Moto Shuts Next Level Facility
Motorola is closing the California facility that was home to the company, acquired by Motorola in 2003, say Motorola officials.
"As part of its decision to form a single Wireline Networks business focused on delivering advanced IP-access architectures and solutions, Motorola today announced the closure of its facility in Rohnert Park, California," the company said today in a statement emailed to Light Reading.
"The work sustaining the development program for the Multi-Service Access Platform (MSAP) will be moved to Motorola’s facility in Andover, Massachusetts."
Why Andover? That's the location of Motorola's other acquired fiber-access property, Quantum Bridge, which is now part of Moto's fiber to the premises networks group.
The Next Level facility's closure is the final chapter in a turbulent relationship between an independent access company and the controlling parent with which it once publicly sparred. (See Motorola Extends Next Level Offer, Moto's Next Level Offer to Expire, and Motorola Buys Rest of Next Level.)
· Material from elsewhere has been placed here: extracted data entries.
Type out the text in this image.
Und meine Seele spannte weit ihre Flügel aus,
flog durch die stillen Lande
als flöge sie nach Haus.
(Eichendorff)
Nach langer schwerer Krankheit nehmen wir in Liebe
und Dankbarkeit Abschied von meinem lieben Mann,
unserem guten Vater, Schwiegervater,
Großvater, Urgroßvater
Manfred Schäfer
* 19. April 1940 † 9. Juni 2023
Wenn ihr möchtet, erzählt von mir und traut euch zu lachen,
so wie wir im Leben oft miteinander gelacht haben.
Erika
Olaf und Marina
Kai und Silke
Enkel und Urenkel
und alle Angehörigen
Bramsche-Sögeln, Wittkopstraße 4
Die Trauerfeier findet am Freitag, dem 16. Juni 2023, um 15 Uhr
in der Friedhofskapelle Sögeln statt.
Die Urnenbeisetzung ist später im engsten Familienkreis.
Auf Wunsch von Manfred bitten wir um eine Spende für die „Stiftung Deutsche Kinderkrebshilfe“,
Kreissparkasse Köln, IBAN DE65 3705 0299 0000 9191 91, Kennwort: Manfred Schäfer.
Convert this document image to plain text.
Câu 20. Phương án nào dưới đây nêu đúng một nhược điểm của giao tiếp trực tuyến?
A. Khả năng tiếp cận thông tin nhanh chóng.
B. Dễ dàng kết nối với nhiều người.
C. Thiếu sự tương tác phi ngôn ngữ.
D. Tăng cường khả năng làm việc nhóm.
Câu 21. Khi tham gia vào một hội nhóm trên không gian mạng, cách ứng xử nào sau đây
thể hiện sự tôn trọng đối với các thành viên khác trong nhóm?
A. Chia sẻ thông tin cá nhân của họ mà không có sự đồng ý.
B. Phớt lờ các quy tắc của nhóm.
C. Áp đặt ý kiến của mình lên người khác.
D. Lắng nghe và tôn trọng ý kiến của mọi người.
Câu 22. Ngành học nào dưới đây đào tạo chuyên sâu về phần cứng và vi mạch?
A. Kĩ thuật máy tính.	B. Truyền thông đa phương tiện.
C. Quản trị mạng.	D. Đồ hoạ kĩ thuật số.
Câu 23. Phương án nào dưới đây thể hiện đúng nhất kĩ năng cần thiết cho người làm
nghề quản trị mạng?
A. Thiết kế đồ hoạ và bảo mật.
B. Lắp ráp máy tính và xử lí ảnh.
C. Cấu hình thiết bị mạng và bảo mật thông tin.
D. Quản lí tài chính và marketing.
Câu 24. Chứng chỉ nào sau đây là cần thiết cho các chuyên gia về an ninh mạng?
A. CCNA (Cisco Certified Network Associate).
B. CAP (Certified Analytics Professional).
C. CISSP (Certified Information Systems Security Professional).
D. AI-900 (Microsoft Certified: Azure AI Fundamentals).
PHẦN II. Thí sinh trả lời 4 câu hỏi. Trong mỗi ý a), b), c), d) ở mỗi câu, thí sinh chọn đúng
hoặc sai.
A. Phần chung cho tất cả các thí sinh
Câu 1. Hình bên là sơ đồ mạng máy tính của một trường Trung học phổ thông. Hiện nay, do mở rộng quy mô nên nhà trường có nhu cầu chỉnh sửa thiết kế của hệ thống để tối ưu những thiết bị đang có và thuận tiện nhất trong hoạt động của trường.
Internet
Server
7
Motorola acquired the remaining 26 percent of Next Level that it did not already own in 2003 for about $34 million after a prolonged period of biting public statements and rejected offers between the two companies.
"The decision to close a facility is clearly a difficult one, and it was not made lightly. It is entirely based on business factors," says Motorola, in the remainder of its statement to Light Reading. "The Wireline FTTN team has achieved more than a decade of innovation and delivered leading TelcoTV solutions to nearly one million video-over-DSL streams throughout North America.
"Today, Motorola serves a number of customers with FTTN’s MSAP solutions and is committed to becoming the telecommunication market’s choice for all IP access delivery architectures and solutions."
The company's fiber to the home products have been in the spotlight in recent months as the company is the secondary supplier in Verizon Communications Inc. (NYSE: VZ)'s FiOS network buildout (See Moto Gets a Piece of Verizon FTTP.)
Motorola had no immediate comment as to how many employees were affected in the closure. A source close to the company says the employees were gathered at an all-hands meeting and told of the facility's fate this morning.